Bayer im Aufwind: Supreme Court Urteil als Wendepunkt im Glyphosat-Streit
Der Supreme Court der USA hat kürzlich für Bayer entschieden – ein Paukenschlag, der nicht nur in den Nachrichten für Aufsehen sorgte, sondern auch im Börsenparkett für ordentlich Bewegung. Mit einem klaren 7-zu-2-Urteil fiel die Entscheidung zugunsten der Bayer-Tochter Monsanto im langanhaltenden Glyphosat-Rechtsstreit. Dieses Urteil bringt frischen Wind in die Segel des Unternehmens, das in den letzten Jahren mit enormen Rechtsstreitigkeiten zu kämpfen hatte.
Das Gericht stellte fest, dass das Bundesrecht Vorrang vor den Warnpflichten einzelner Bundesstaaten hat. Diese Entscheidung ist nicht nur theoretisch – sie hebt eine Entschädigung von 1,25 Millionen US-Dollar für einen Kläger aus Missouri auf und entzieht damit rund 67.000 anhängigen Klagen die rechtliche Grundlage. CEO Bill Anderson sieht in dieser Entwicklung die Möglichkeit, viele dieser Verfahren abzuweisen.
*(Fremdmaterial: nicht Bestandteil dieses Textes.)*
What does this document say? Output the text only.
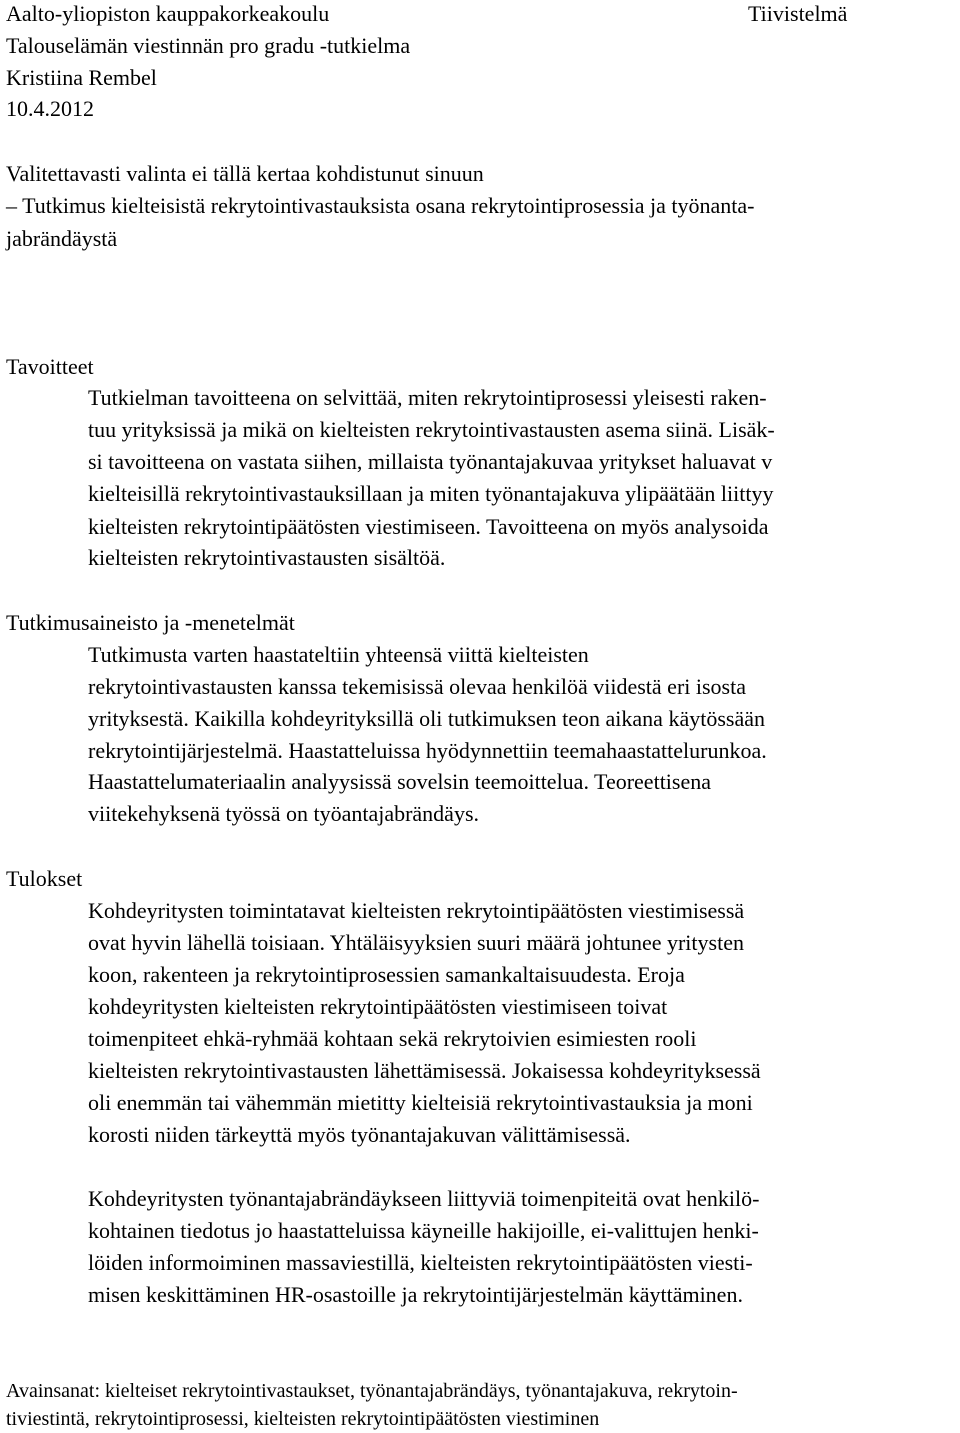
Aalto-yliopiston kauppakorkeakoulu	Tiivistelmä
Talouselämän viestinnän pro gradu -tutkielma
Kristiina Rembel
10.4.2012
Valitettavasti valinta ei tällä kertaa kohdistunut sinuun
– Tutkimus kielteisistä rekrytointivastauksista osana rekrytointiprosessia ja työnanta-
jabrändäystä
Tavoitteet
Tutkielman tavoitteena on selvittää, miten rekrytointiprosessi yleisesti raken-
tuu yrityksissä ja mikä on kielteisten rekrytointivastausten asema siinä. Lisäk-
si tavoitteena on vastata siihen, millaista työnantajakuvaa yritykset haluavat v
kielteisillä rekrytointivastauksillaan ja miten työnantajakuva ylipäätään liittyy
kielteisten rekrytointipäätösten viestimiseen. Tavoitteena on myös analysoida
kielteisten rekrytointivastausten sisältöä.
Tutkimusaineisto ja -menetelmät
Tutkimusta varten haastateltiin yhteensä viittä kielteisten
rekrytointivastausten kanssa tekemisissä olevaa henkilöä viidestä eri isosta
yrityksestä. Kaikilla kohdeyrityksillä oli tutkimuksen teon aikana käytössään
rekrytointijärjestelmä. Haastatteluissa hyödynnettiin teemahaastattelurunkoa.
Haastattelumateriaalin analyysissä sovelsin teemoittelua. Teoreettisena
viitekehyksenä työssä on työantajabrändäys.
Tulokset
Kohdeyritysten toimintatavat kielteisten rekrytointipäätösten viestimisessä
ovat hyvin lähellä toisiaan. Yhtäläisyyksien suuri määrä johtunee yritysten
koon, rakenteen ja rekrytointiprosessien samankaltaisuudesta. Eroja
kohdeyritysten kielteisten rekrytointipäätösten viestimiseen toivat
toimenpiteet ehkä-ryhmää kohtaan sekä rekrytoivien esimiesten rooli
kielteisten rekrytointivastausten lähettämisessä. Jokaisessa kohdeyrityksessä
oli enemmän tai vähemmän mietitty kielteisiä rekrytointivastauksia ja moni
korosti niiden tärkeyttä myös työnantajakuvan välittämisessä.
Kohdeyritysten työnantajabrändäykseen liittyviä toimenpiteitä ovat henkilö-
kohtainen tiedotus jo haastatteluissa käyneille hakijoille, ei-valittujen henki-
löiden informoiminen massaviestillä, kielteisten rekrytointipäätösten viesti-
misen keskittäminen HR-osastoille ja rekrytointijärjestelmän käyttäminen.
Avainsanat: kielteiset rekrytointivastaukset, työnantajabrändäys, työnantajakuva, rekrytoin-
tiviestintä, rekrytointiprosessi, kielteisten rekrytointipäätösten viestiminen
Künftige Klagen, die auf fehlenden Warnhinweisen basieren, könnten in der Tat nahezu unmöglich werden. Warten wir mal ab, wie sich das auf die Stimmung in der Branche auswirkt!
Ein Blick auf die Zahlen
Was die Börse betrifft, so hat die Bayer-Aktie auf 13,30 US-Dollar zugelegt – das entspricht einem beeindruckenden Plus von rund 73 Prozent innerhalb der letzten zwölf Monate! Aber – und das ist wichtig – der technische Indikator RSI, der aktuell bei 80,8 liegt, deutet auf eine Überhitzung hin. Die Volatilität ist mit annualisierten 57 Prozent hoch und die Aktie notiert stabil über dem 200-Tage-Durchschnitt von 10,61 US-Dollar. Wer hier investiert, sollte auf jeden Fall ein Auge auf die Entwicklungen haben.
Zusätzlich treibt Bayer einen nationalen Vergleich voran, der bereits vorläufig genehmigt wurde. Dabei geht es um einen Vergleich mit über 60.000 Klägern, der möglicherweise bis zu 7,25 Milliarden Dollar kosten könnte. Ein Bundesrichter hat diesen Sammelvergleich zwar an ein anderes Gericht verwiesen, aber das bedeutet nicht das Ende der Fahnenstange. Es bleibt spannend! Und während die Pharmasparte im ersten Quartal 2026 die Erwartungen übertraf, könnten neue Medikamente wie Nubeqa und Kerendia helfen, die Patentverluste auszugleichen.
Rechtliche Unsicherheiten im Fokus
Die Unsicherheiten rund um die Glyphosat-Problematik bleiben jedoch ein dominantes Thema. Wie wir wissen, hängt der langfristige Ausblick von der Lösung dieser Rechtsstreitigkeiten ab. Ein aktueller Aktienkurs von ca. 35 Euro zeigt, dass es in den letzten Wochen einen Rückgang gab. Die Anleger sind nervös, besonders wenn man bedenkt, dass 80% der anhängigen Verfahren von der Entscheidung des Supreme Court über den Fall Durnell betroffen sein könnten. Ein positives Urteil könnte den Konzern erheblich entlasten und den Bewertungsabschlag verringern, während ein negatives Urteil genau das Gegenteil bewirken würde.
Die gesamte Situation ist ein ständiges Auf und Ab. Investoren sollten unbedingt die Entwicklungen im Juni im Auge behalten. Die strategische Neuausrichtung von Bayer auf Pharma und Consumer Health zeigt zwar positive Ergebnisse im operativen Geschäft, doch die hohen rechtlichen Risiken durch Glyphosat bleiben ein schweres Gewicht auf den Schultern des Unternehmens. Es bleibt abzuwarten, wie sich das alles entwickeln wird. Die nächsten Monate könnten entscheidend sein.